Have you noticed the extra attention the media is providing as we approach the 100th anniversary of the sinking of the RMS Titanic? Since my research is surrounding this glorious ship for my novelette, “A Titanic Tale,” I can’t help but feel an acquired sense of fascination and wonder.
As I read the details of the ship and watch the documentaries, my respect and admiration grows. My imagination is ignited. I can now see myself walking past the second- and third-class gangways to reach first-class entry to board the vessel.
I am greeted by a gentleman who wears a crisp white uniform.

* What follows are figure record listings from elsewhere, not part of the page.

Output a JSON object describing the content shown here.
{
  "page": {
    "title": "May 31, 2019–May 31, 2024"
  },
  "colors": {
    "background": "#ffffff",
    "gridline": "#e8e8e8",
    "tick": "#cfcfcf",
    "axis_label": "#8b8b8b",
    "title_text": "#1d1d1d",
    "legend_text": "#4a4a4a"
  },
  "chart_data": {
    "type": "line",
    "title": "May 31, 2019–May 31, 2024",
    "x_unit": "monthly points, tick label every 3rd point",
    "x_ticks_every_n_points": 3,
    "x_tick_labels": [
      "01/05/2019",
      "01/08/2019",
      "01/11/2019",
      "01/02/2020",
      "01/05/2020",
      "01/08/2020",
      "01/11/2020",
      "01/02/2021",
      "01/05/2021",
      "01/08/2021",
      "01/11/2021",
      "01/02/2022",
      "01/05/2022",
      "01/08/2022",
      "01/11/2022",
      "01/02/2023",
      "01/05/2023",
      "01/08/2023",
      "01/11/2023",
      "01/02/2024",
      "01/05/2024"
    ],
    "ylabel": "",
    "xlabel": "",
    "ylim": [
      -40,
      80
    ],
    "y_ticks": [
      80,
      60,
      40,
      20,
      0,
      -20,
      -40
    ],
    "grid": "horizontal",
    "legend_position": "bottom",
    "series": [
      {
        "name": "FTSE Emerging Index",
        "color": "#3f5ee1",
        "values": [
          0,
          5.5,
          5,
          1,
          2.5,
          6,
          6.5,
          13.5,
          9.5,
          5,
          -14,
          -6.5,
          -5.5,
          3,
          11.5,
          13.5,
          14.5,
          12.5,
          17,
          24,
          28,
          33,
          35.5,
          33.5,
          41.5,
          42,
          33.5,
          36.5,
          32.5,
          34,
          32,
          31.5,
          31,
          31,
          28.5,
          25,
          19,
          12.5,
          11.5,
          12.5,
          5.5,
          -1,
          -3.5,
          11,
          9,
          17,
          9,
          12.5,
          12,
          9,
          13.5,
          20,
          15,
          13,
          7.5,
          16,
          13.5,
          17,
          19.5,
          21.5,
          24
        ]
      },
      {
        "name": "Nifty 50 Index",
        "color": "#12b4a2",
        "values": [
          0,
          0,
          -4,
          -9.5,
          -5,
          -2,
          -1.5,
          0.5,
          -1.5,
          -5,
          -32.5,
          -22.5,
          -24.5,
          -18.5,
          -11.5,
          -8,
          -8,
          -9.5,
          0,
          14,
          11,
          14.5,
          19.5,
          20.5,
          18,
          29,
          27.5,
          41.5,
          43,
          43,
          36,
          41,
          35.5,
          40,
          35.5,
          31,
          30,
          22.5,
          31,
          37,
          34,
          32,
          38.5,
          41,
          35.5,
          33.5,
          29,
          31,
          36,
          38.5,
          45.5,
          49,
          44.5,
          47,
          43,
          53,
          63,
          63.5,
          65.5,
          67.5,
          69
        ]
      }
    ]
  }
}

He welcomes me aboard and directs me to the lift that we carry me to B deck, where my stateroom is located. As I open the doors to my suite, my eyes are drawn to the large bouquet of flowers and small basket of fruit sitting on a round table. A stunning bathroom to my right, awaits, it includes a deep tub and a wash sink with hot and cold water.
I remove my shoes and bury my toes into the carpeted walk, never experiencing carpet before. A ceiling fan whispers to me quietly from above while an electric fireplace waits patiently for use. A writing desk, how appropriate, is tucked in the corner beside a blue sofa and matching armchairs.
For a moment, I’m startled, the warning whistle blows steady, alerting all visitors to leave the ship for departure is soon upon us. I quickly return my shoes to my feet and take the lift up to A deck and walk the teak floors on this promenade deck, intended only for first-class. I pass the Verandah Café and Palm Court filled with white wicker and ferns. I hear the engines churn and see the white foamy water bubbling below. The tugs are taking us out into the open water. We are at sea this Wednesday, April 10, 1912.